Similarly, Pentagon officials have expressed a key concern that the Afghan national security forces they are training lack the capacity to perform the intelligence and data gathering necessary for national security, said Jacquelyn Williams-Bridgers, managing director for international affairs and trade at the Government Accountability Office.
At the same time, said Arnold Fields, the special inspector general for Afghanistan reconstruction, Afghan leaders are pressing to be more involved in the redevelopment of their country. "More specifically, the government and ministries of Afghanistan would like to partake more in the contracting effort," he said.
That raises concerns of corruption, abuse and inadequate oversight of the tens of billions of U.S. dollars appropriated for Afghan reconstruction.
The reconstruction effort in Iraq is winding down as the effort in Afghanistan is ramping up, with $32 billion appropriated since 2001 and more coming.
Iraq reconstruction has been hindered by a dearth of trained Iraqi contracting officers, officials said.
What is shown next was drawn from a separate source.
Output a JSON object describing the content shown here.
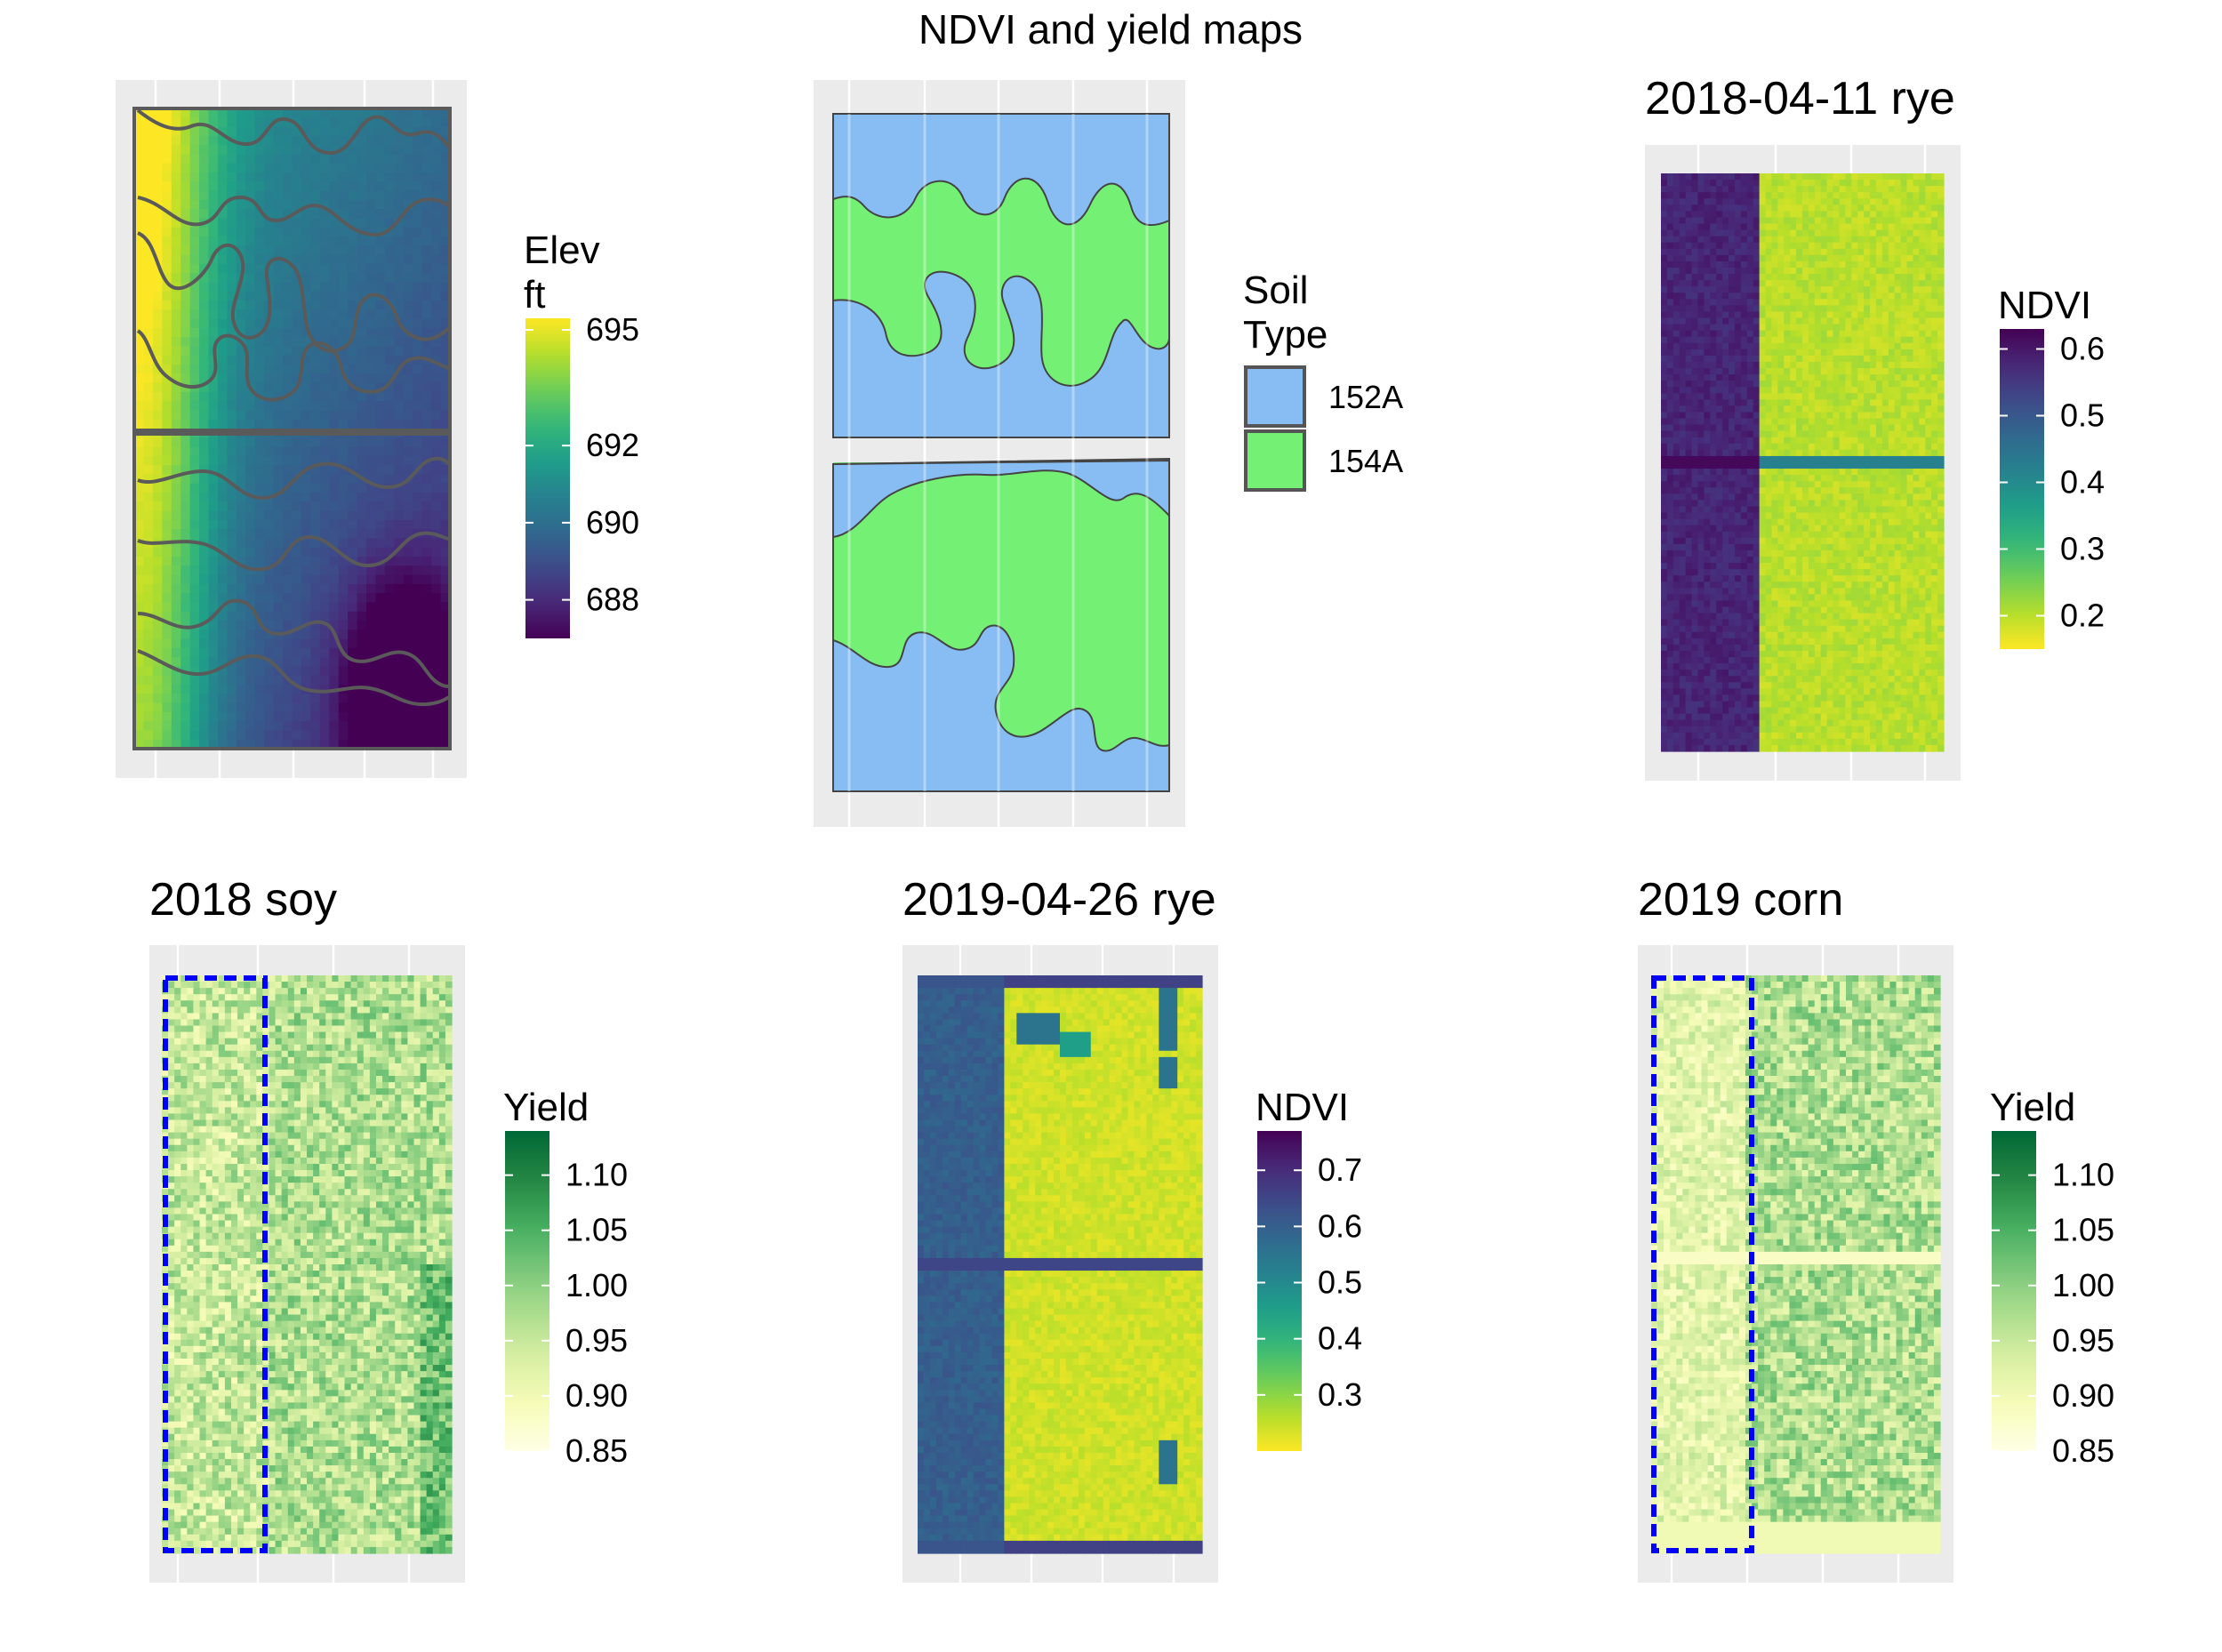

That is a prime reason why Iraq has a $47 billion budget surplus, largely from oil income, GAO officials said.
At least $3 billion to $5 billion in U.S. taxpayer money has been lost to contractor waste, Bowen said. That's 15 to 20 percent of the Iraq Relief and Reconstruction Fund.
He pointed to a $40 million prison in Diyala province north of Baghdad sitting unfinished in the desert. The Iraqis, who he said did not want it and cannot maintain it, call it The Whale.